1. Pakistan (US$27,4 miliar)
Berdasarkan data IMF yang dikutip CNBC pada Februari lalu, 30 persen dari total utang luar negeri Pakistan berasa dari China. Jumlah tersebut tiga kali lipat dari utang Pakistan kepada IMF dan lebih besar dari utang negara itu ke Bank Dunia dan Bank Pembangunan Asia.
Peneliti Institut Studi Perdamaian dan Konflik New Delhi, Kamal Madishetty, mengatakan pinjaman Tiongkok disertai dengan persyaratan yang tidak jelas di mana mengabaikan kelangsungan proyek dalam jangka panjang, mengabaikan biaya lingkungan dan sosial, dan memiliki tingkat suku bunga yang biasanya 1-2 persen lebih tinggi dibandingkan yang ditawarkan oleh pemberi pinjaman OECD.
Namun terlepas dari itu semua, Pakistan terus meminjam dari China.
"Baru-baru ini, mereka meminta pinjaman sebesar US$10 miliar dari China untuk proyek kereta api besar, mengabaikan kekhawatiran utang. Keputusan seperti itu tentu saja mendorong negara ini menuju gagal bayar (default) utangnya lebih cepat," kata Madishetty.
2. Angola (US$22 miliar)
Angola berutang kepada China termasuk US$14,5 miliar kepada China Development Bank (CBD) dan hampir US$5 miliar kepada Bank Ekspor-Impor China (EximBank).
Melansir Reuters pada 2022 lalu, IMF mengatakan Angola menerima keringanan utang sebesar US$6,2 miliar selama tiga tahun ke depan berkat perjanjian yang dibuat dengan tiga kreditur utamanya.
Meskipun IMF menolak menyebutkan nama kreditur yang terlibat dalam kesepakatan reprofiling utang tersebut, para analisis mengatakan dua di antaranya adalah CDB dan EximBank.
3. Ethiopia (US$7,4 miliar)
Pihak berwenang Ethiopia mengatakan China mengizinkan negaranya untuk menangguhkan pembayaran utang untuk tahun fiskal yang berjalan hingga 7 Juli 2024.

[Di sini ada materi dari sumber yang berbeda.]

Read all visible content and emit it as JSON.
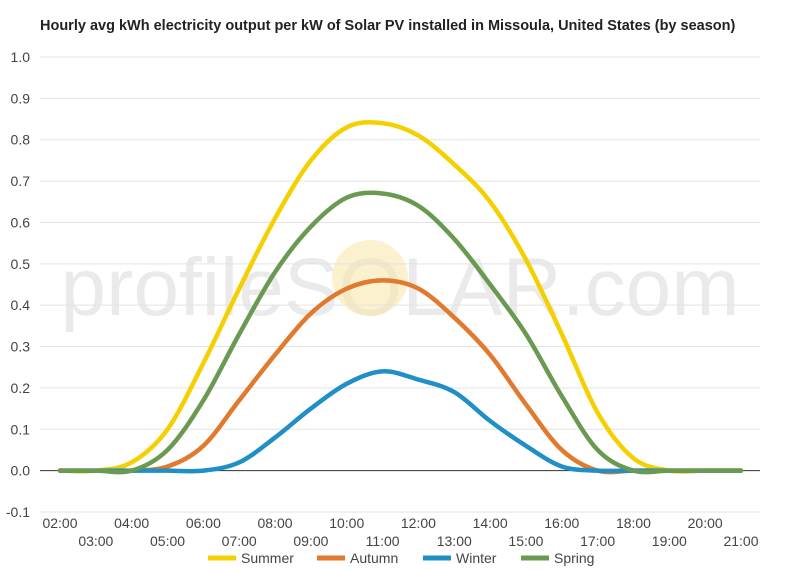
{
  "chart_data": {
    "type": "line",
    "title": "Hourly avg kWh electricity output per kW of Solar PV installed in Missoula, United States (by season)",
    "xlabel": "",
    "ylabel": "",
    "x": [
      "02:00",
      "03:00",
      "04:00",
      "05:00",
      "06:00",
      "07:00",
      "08:00",
      "09:00",
      "10:00",
      "11:00",
      "12:00",
      "13:00",
      "14:00",
      "15:00",
      "16:00",
      "17:00",
      "18:00",
      "19:00",
      "20:00",
      "21:00"
    ],
    "ylim": [
      -0.1,
      1.0
    ],
    "yticks": [
      "1.0",
      "0.9",
      "0.8",
      "0.7",
      "0.6",
      "0.5",
      "0.4",
      "0.3",
      "0.2",
      "0.1",
      "0.0",
      "-0.1"
    ],
    "series": [
      {
        "name": "Summer",
        "color": "#f5d000",
        "values": [
          0.0,
          0.0,
          0.02,
          0.1,
          0.26,
          0.44,
          0.61,
          0.75,
          0.83,
          0.84,
          0.81,
          0.74,
          0.65,
          0.51,
          0.33,
          0.14,
          0.03,
          0.0,
          0.0,
          0.0
        ]
      },
      {
        "name": "Autumn",
        "color": "#e07a2e",
        "values": [
          0.0,
          0.0,
          0.0,
          0.01,
          0.06,
          0.17,
          0.28,
          0.38,
          0.44,
          0.46,
          0.44,
          0.37,
          0.28,
          0.16,
          0.05,
          0.0,
          0.0,
          0.0,
          0.0,
          0.0
        ]
      },
      {
        "name": "Winter",
        "color": "#1f8fc6",
        "values": [
          0.0,
          0.0,
          0.0,
          0.0,
          0.0,
          0.02,
          0.08,
          0.15,
          0.21,
          0.24,
          0.22,
          0.19,
          0.12,
          0.06,
          0.01,
          0.0,
          0.0,
          0.0,
          0.0,
          0.0
        ]
      },
      {
        "name": "Spring",
        "color": "#6a9a52",
        "values": [
          0.0,
          0.0,
          0.0,
          0.05,
          0.17,
          0.33,
          0.48,
          0.59,
          0.66,
          0.67,
          0.64,
          0.56,
          0.45,
          0.33,
          0.18,
          0.05,
          0.0,
          0.0,
          0.0,
          0.0
        ]
      }
    ],
    "grid": true,
    "legend_position": "bottom"
  },
  "watermark": "profileSOLAR.com"
}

Sementara itu, China telah berkomitmen untuk memberikan pinjaman sebesar US$13,7 miliar kepada Ethiopia sejak 2020.
Namun yang tercatat pada 2021 sebesar US$7,4 miliar. Kemudian belum jelas berapa jumlah utang tersebut yang akan jatuh tempo pada tahun fiskal 2023/2024.
4. Kenya (US$7,4 miliar)
Pemerintahan Presiden baru Kenya William Ruto telah merilis dokumen pinjaman sebesar US$3 miliar terkait dengan jalur kereta api China yang kontroversial.
Dokumen itu telah dirahasiakan oleh pemerintahan pendahulunya selama bertahun-tahun di pengadilan.
Pemberi pinjaman milik negara China berkomitmen untuk meminjamkan $9,3 miliar ke Kenya pada 2000 hingga 2020. Sementara total utang Kenya telah hampir 70 persen dari PDB-nya.
5. Sri Lanka (US$7,2 miliar)
Per 13 Oktober silam, Sri Lanka telah mengkonfirmasi bahwa mereka telah mencapai kesepakatan dengan China untuk merestrukturisasi utang sebesar US$4,2 miliar.
Sri Lanka diketahui gagal membayar utang luar negerinya pada Mei 2022 di tengah krisis keuangan terburuk dalam beberapa dekade.
Sri Lanka memiliki total utang luar negeri sebesar US$46,9 miliar di mana 52 persen di antaranya merupakan utang ke China.